4) Cross the road heading a few metres to the right to find the path known as Church Lane (left - restricted byways sign between hedgerows). Wide and gently wooded, it leads uphill, before opening out to fields with views back to Great Finborough’s wacky spire. Continue ahead (field margin path). Shelland’s church comes into view.

5) The church of King Charles the Martyr is usually open, services and ceremonies permitting. Out of private ownership only since 1936, it’s packed with Georgian box pews. Don’t miss the triple decker pulpit, flock wallpaper, barrel organ and 11th century font. Outside on the little green, cross the lane and go left to take the unmade road (right).

6) Follow footpath signs around the green towards Rockylls Hall where the Burdolf family were lords of the manor in the late 1200s. Cross the driveway to the hall to another grassed area and re-join the lane. Turn right, down the side of the hall, then go left at the junction and continue for a short distance.

7) Turn right to join a tree-clad footpath just after a property (field to left, gardens to right). When you reach a field, turn left, following the footpath round the field, to turn right uphill towards Bird’s Wood. At the top of the hill, continue all the way along the woodland’s edge (left).
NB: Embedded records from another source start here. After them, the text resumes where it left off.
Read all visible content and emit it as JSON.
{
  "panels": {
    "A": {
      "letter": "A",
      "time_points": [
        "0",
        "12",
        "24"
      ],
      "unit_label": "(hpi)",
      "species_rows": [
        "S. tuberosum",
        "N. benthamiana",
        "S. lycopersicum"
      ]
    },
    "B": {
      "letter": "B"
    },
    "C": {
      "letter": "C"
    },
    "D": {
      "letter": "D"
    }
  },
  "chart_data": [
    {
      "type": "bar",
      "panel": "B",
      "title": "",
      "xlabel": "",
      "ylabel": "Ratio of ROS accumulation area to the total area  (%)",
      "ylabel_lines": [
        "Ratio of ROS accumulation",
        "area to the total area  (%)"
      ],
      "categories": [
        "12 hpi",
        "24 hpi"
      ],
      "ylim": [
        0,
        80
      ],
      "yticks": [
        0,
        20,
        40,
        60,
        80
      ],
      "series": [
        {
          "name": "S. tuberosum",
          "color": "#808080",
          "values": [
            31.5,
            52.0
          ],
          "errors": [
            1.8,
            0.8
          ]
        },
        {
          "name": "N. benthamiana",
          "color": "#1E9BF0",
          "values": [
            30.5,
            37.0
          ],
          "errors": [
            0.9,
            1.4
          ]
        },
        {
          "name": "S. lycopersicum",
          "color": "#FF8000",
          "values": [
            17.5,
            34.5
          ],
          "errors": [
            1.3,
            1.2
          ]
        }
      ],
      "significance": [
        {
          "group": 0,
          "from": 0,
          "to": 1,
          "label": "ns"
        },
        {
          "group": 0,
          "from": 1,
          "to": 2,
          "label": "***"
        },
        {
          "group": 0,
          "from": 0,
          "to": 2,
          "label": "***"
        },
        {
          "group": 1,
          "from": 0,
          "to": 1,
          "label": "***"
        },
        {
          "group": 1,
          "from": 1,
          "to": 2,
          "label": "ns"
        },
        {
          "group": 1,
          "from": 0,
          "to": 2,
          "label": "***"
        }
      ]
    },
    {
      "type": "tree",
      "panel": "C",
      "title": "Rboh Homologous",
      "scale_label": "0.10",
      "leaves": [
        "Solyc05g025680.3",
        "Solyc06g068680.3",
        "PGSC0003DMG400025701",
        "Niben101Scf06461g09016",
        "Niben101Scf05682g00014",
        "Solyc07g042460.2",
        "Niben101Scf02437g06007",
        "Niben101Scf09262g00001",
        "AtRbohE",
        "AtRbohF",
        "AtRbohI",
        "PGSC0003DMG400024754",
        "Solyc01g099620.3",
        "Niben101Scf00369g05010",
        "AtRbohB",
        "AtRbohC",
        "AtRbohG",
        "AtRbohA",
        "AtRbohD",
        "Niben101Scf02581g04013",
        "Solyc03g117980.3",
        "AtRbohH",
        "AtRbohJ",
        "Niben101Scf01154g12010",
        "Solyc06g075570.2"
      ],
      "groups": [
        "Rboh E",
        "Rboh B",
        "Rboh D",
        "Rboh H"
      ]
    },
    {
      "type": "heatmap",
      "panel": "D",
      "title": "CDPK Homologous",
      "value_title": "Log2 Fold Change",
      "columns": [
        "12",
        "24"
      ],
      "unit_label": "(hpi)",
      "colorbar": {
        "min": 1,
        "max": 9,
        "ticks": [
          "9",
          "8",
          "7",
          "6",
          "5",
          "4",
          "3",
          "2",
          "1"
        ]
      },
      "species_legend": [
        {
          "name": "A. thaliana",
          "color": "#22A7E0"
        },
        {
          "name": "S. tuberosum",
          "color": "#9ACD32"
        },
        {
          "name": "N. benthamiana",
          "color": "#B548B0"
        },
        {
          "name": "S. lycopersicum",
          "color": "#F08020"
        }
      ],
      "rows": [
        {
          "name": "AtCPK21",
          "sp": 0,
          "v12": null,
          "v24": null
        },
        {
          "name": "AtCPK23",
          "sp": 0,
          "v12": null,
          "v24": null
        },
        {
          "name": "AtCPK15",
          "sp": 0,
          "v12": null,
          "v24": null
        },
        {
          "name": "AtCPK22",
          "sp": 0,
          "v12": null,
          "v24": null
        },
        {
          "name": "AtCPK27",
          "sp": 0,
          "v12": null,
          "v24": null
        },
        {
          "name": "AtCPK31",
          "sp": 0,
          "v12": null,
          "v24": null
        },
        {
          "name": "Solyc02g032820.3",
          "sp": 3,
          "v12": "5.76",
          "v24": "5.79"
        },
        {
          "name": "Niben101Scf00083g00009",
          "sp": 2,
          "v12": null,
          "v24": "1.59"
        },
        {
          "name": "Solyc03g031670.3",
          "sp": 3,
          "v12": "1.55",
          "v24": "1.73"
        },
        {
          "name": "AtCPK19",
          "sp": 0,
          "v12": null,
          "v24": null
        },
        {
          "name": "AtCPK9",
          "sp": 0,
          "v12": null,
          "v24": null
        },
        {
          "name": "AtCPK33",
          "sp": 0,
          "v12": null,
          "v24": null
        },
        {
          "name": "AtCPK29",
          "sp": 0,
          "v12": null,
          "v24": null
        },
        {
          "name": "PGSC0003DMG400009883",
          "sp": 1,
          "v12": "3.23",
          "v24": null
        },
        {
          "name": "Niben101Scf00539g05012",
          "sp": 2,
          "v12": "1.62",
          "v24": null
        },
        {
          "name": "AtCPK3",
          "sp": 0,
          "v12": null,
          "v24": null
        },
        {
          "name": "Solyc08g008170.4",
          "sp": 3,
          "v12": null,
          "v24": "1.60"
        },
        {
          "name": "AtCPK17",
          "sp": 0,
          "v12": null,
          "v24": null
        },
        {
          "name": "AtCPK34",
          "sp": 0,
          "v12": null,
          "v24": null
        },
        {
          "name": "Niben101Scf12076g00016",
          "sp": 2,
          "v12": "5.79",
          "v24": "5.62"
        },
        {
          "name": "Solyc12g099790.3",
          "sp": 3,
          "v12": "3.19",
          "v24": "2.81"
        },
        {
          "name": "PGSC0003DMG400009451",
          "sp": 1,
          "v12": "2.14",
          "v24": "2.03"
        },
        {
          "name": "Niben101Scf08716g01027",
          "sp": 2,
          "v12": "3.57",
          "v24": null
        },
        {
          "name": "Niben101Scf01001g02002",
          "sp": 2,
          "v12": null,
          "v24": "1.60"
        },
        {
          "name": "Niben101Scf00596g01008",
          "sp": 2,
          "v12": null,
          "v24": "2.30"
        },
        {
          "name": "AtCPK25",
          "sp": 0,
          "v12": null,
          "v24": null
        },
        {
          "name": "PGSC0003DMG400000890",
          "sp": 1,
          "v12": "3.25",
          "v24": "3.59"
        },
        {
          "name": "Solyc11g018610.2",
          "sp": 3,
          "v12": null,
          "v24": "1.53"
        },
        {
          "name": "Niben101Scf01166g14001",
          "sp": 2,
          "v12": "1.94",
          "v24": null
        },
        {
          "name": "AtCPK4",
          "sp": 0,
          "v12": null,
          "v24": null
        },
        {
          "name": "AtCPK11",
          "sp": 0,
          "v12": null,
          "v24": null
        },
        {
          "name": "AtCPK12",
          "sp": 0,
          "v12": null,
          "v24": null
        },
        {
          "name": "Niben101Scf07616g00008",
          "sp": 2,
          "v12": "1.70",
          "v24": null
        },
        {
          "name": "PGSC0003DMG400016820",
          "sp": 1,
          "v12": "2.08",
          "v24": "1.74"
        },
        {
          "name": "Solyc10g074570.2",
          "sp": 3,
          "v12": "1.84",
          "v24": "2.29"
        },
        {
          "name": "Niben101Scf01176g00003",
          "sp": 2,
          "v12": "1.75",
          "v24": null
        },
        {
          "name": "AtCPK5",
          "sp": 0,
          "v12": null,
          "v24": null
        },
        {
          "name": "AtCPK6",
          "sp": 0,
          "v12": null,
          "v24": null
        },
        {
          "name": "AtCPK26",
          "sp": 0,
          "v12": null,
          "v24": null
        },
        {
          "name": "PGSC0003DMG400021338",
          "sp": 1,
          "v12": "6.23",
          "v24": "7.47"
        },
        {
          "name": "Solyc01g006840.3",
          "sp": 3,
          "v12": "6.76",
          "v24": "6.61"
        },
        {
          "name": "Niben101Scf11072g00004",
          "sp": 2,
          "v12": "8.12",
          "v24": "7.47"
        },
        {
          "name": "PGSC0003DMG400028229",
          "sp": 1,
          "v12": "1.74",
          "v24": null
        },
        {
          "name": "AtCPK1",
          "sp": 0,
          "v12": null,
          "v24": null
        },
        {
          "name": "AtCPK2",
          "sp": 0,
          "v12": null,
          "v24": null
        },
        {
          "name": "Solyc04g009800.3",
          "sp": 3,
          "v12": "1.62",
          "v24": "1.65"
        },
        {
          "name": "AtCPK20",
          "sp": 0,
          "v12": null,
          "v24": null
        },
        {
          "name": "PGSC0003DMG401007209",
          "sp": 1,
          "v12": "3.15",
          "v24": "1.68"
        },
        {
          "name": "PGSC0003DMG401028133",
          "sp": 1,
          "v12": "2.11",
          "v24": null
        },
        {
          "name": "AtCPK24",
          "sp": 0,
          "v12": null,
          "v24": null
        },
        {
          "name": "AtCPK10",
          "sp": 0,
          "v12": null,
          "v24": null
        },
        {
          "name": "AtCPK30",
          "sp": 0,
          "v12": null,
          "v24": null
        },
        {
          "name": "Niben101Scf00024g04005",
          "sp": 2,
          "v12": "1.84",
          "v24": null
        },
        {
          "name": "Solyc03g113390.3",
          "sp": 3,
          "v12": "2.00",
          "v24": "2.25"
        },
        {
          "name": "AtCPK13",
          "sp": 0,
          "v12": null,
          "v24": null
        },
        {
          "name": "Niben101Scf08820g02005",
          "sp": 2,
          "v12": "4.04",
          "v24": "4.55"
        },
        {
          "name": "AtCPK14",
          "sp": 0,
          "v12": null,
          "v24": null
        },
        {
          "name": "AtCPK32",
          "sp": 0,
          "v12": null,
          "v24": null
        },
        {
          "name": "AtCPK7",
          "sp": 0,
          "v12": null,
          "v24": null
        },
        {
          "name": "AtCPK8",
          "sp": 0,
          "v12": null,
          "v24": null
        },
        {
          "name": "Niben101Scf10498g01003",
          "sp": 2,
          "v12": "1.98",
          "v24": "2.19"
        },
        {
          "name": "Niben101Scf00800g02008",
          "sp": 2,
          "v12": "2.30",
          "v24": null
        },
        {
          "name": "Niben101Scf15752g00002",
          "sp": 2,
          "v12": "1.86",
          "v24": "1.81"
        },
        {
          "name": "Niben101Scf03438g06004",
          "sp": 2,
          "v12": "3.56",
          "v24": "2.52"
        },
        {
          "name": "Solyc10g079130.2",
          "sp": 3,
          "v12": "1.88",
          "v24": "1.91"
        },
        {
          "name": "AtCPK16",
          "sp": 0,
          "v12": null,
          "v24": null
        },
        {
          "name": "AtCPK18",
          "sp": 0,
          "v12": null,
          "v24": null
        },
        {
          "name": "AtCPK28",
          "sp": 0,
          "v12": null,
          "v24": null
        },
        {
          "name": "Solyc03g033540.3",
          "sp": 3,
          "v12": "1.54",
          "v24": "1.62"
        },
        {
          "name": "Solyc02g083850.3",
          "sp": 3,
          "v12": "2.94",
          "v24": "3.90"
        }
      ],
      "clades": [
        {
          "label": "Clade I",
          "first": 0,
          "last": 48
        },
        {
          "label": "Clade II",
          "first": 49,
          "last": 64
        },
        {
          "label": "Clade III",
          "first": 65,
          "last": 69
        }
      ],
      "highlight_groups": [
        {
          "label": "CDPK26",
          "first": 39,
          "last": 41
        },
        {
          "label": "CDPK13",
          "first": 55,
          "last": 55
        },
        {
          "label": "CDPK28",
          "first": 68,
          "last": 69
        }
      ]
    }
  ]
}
8) At the end of Bird’s Wood, go right across the top of the field to Great Wood. Turn left onto the gravel drive skirting the woodland, then left at the end of the wood. Next, follow the track right, then left, through open fields, turning left again at the next track junction near the agricultural buildings of Clopton Green Farm.

9) Ahead is Clopton Hall with its Georgian façade. Turn right before the hall, going through the hedge, over a wooden footbridge onto a footpath. Pass farm buildings, bear left to edge a field before heading right at the next corner, then left beside a dense hedge (right).
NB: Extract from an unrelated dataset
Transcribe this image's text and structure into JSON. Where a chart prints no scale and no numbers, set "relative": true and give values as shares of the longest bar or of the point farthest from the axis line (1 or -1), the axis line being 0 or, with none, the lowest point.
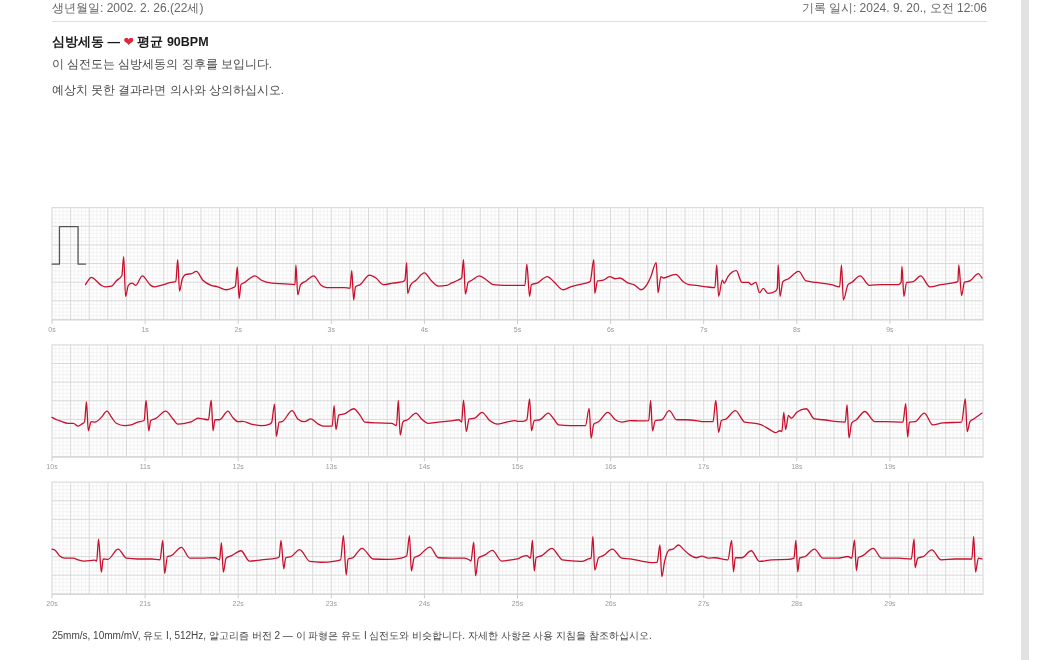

10) Towards Great Finborough’s spire, head left, then right onto a wide grassy path which points towards the road. Just before the road, turn left down the steep field margin path (parallel to road). Rattlesden will eventually appear, church spire first, out of the deep valley. Look out for a wooden bridge in the field corner for a path down to the road junction.

11) Turn right to view the village sign on a little green (right), then continue along High Street.

12) St Nicholas’ church has a fine interior including an angel roof, art nouveau lamps and memorial chapel for 447th Bomb Group. Go left out of the church through the gate by the half-timbered house, then right, up Church Path to re-join High Street. Turn left and follow the road downhill.

13) Look out for the whalebones (just past the school) straddling the river, wooden replicas of the originals, made in 2000. Finally turn left to take Lower Road back to meet Bird’s Green (Road) and the recreation ground.